Bachelorette (R, 2012, Anchor Bay)
Catharsis is the ultimate tease in “Bachelorette,” which begins with Becky (Rebel Wilson) telling old friend Regan (Kirsten Dunst) she’s engaged right as Regan dips her toe into a speech about why she may want to dump the guy she’s now set to marry. That never really goes anywhere, and soon after, Gena (Lizzy Caplan) and Katie (Isla Fisher) join Regan to help plan Becky’s bachelorette party, which inadvertently turns into a race to fix the wedding dress they secretly accidentally ruin on the eve of the wedding. Along the way, “Bachelorette” continually flirts with the idea of being something more than a screwy comedy about three girls with broken personal lives racing to fix a dress. There are painful revisits to the past, painful acceptances that what once was funny and cute isn’t working anymore, and painful failures to understand why doing everything the “right” way can still feel so unfulfilling.

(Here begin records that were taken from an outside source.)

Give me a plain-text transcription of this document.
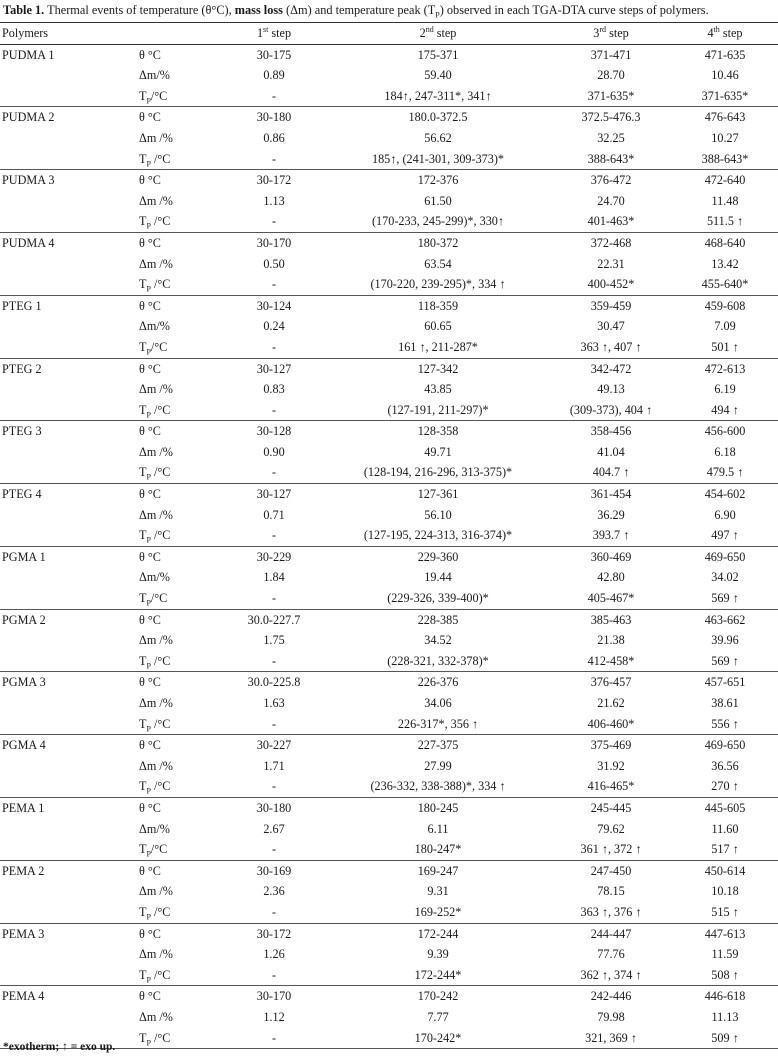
Table 1. Thermal events of temperature (θ°C), mass loss (Δm) and temperature peak $(T_P)$ observed in each TGA-DTA curve steps of polymers.
Polymers		1st step	2nd step	3rd step	4th step
PUDMA 1	θ °C	30-175	175-371	371-471	471-635
	Δm/%	0.89	59.40	28.70	10.46
	$T_P/^\circ C$	-	184↑, 247-311*, 341↑	371-635*	371-635*
PUDMA 2	θ °C	30-180	180.0-372.5	372.5-476.3	476-643
	Δm /%	0.86	56.62	32.25	10.27
	$T_P$ /°C	-	185↑, (241-301, 309-373)*	388-643*	388-643*
PUDMA 3	θ °C	30-172	172-376	376-472	472-640
	Δm /%	1.13	61.50	24.70	11.48
	$T_P$ /°C	-	(170-233, 245-299)*, 330↑	401-463*	511.5 ↑
PUDMA 4	θ °C	30-170	180-372	372-468	468-640
	Δm /%	0.50	63.54	22.31	13.42
	$T_P$ /°C	-	(170-220, 239-295)*, 334 ↑	400-452*	455-640*
PTEG 1	θ °C	30-124	118-359	359-459	459-608
	Δm/%	0.24	60.65	30.47	7.09
	$T_P/^\circ C$	-	161 ↑, 211-287*	363 ↑, 407 ↑	501 ↑
PTEG 2	θ °C	30-127	127-342	342-472	472-613
	Δm /%	0.83	43.85	49.13	6.19
	$T_P$ /°C	-	(127-191, 211-297)*	(309-373), 404 ↑	494 ↑
PTEG 3	θ °C	30-128	128-358	358-456	456-600
	Δm /%	0.90	49.71	41.04	6.18
	$T_P$ /°C	-	(128-194, 216-296, 313-375)*	404.7 ↑	479.5 ↑
PTEG 4	θ °C	30-127	127-361	361-454	454-602
	Δm /%	0.71	56.10	36.29	6.90
	$T_P$ /°C	-	(127-195, 224-313, 316-374)*	393.7 ↑	497 ↑
PGMA 1	θ °C	30-229	229-360	360-469	469-650
	Δm/%	1.84	19.44	42.80	34.02
	$T_P/^\circ C$	-	(229-326, 339-400)*	405-467*	569 ↑
PGMA 2	θ °C	30.0-227.7	228-385	385-463	463-662
	Δm /%	1.75	34.52	21.38	39.96
	$T_P$ /°C	-	(228-321, 332-378)*	412-458*	569 ↑
PGMA 3	θ °C	30.0-225.8	226-376	376-457	457-651
	Δm /%	1.63	34.06	21.62	38.61
	$T_P$ /°C	-	226-317*, 356 ↑	406-460*	556 ↑
PGMA 4	θ °C	30-227	227-375	375-469	469-650
	Δm /%	1.71	27.99	31.92	36.56
	$T_P$ /°C	-	(236-332, 338-388)*, 334 ↑	416-465*	270 ↑
PEMA 1	θ °C	30-180	180-245	245-445	445-605
	Δm/%	2.67	6.11	79.62	11.60
	$T_P/^\circ C$	-	180-247*	361 ↑, 372 ↑	517 ↑
PEMA 2	θ °C	30-169	169-247	247-450	450-614
	Δm /%	2.36	9.31	78.15	10.18
	$T_P$ /°C	-	169-252*	363 ↑, 376 ↑	515 ↑
PEMA 3	θ °C	30-172	172-244	244-447	447-613
	Δm /%	1.26	9.39	77.76	11.59
	$T_P$ /°C	-	172-244*	362 ↑, 374 ↑	508 ↑
PEMA 4	θ °C	30-170	170-242	242-446	446-618
	Δm /%	1.12	7.77	79.98	11.13
	$T_P$ /°C	-	170-242*	321, 369 ↑	509 ↑
*exotherm; ↑ = exo up.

Deep, right? Problem is, every time “Bachelorette” seems primed to embrace its demons and weave darkness and comedy into a big, wild popping off of bottled angst, it hedges the bet and just turns back inward before carrying on as a somewhat funny but mostly unremarkable screwball comedy. That’ll certainly do as a light good time, but given how badly “Bachelorette” so obviously wants to break through into something way more dangerous than that, it’s a shame it didn’t close its eyes and just bolt for it.
Extras: Writer/director commentary, behind-the-scenes feature, bloopers.